In his book The Weight of Glory, he similarly noted the need to radically constrain the powers of government, quoting Lord Acton's axiom on the corrupting influence of power:

I believe in political equality. But there are two opposite reasons for being a democrat. You may think all men so good that they deserve a share in the government of the commonwealth, and so wise that the commonwealth needs their advice. That is, in my opinion, the false, romantic doctrine of democracy. On the other hand, you may believe fallen men to be so wicked that not one of them can be trust with any irresponsible power over his fellows. That I believe to be the true ground of democracy. I do not believe that God created an egalitarian world. . . . [S]ince we have sin, we have found, as Lord Acton says, that "all power corrupts, and absolute power corrupts absolutely." The only remedy has been to take away the powers and substitute a legal fiction of equality. . . . Theocracy has been rightly abolished not because it is bad that priests should govern ignorant laymen, but because priests are wicked men like the rest of us (pp. 168-69).

And he went even further in his condemnation of theocracy, stating,  "I detest every kind of religious compulsion: only the other day I was writing an angry letter to The Spectator about Church Parades in the Home Guard!" ("Answers to Questions on Christianity," in God in the Dock, p. 61)

For Lewis, legal equality under democracy enriches each individual's unique, spiritual life: "Under the necessary outer covering of legal equality, the whole hierarchical dance and harmony of our deep and joyously accepted spiritual inequalities should be alive. It is there, of course, in our life as Christians: there, as laymen, we can obey -- all the more because the priest has no authority over us on the political level" (Present Concerns, p. 19).

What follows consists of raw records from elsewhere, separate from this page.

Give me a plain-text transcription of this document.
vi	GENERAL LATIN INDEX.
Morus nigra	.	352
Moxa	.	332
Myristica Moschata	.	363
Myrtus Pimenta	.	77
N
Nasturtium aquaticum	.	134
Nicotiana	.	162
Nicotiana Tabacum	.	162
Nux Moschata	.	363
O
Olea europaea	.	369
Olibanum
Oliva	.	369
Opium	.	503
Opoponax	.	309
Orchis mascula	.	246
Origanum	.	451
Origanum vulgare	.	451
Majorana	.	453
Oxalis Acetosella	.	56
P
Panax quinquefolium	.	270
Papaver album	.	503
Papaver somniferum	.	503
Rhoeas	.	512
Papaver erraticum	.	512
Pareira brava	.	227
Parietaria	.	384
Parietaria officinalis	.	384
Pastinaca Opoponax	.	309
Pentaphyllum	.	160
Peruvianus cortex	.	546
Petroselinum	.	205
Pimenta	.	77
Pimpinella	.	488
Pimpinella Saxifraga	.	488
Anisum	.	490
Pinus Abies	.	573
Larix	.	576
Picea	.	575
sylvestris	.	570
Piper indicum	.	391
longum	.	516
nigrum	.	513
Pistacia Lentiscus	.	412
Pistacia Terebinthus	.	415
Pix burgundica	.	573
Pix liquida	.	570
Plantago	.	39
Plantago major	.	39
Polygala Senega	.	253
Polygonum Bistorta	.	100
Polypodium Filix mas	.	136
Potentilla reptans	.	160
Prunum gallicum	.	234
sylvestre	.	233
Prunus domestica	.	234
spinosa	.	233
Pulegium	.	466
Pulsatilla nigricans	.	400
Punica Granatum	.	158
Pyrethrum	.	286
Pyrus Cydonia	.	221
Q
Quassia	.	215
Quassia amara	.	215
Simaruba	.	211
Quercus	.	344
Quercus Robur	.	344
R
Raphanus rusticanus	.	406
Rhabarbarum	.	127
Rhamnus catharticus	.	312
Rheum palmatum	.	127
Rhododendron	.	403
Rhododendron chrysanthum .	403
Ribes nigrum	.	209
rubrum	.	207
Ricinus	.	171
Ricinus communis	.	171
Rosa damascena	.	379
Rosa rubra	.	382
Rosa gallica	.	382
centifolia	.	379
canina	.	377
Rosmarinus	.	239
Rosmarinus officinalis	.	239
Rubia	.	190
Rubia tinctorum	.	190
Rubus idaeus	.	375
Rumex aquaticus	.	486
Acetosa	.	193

But Lewis fully understood that democracy, if unchecked, becomes egalitarianism and will trample on liberty as a collectivist force for evil by celebrating pride and envy as it fosters tyranny. Lewis's demonic Screwtape, this time in "Screwtape Proposes a Toast," once again explains quite eloquently how this very thing has happened historically, even in the supposed pursuit of liberty:

Hidden in the heart of this striving for Liberty there was also a deep hatred of personal freedom. That invaluable man Rousseau first revealed it. In his perfect democracy, only the state religion is permitted, slavery is restored, and the individual is told that he has really willed (though he didn't know it) whatever the Government tells him to do. From that starting point, via Hegel (another indispensable propagandist on our side), we easily contrived both the Nazi and the Communist state. Even in England we were pretty successful. I heard the other day that in that country a man could not, without a permit, cut down his own tree with his own axe, make it into planks with his own saw, and use the planks to build a toolshed in his own garden.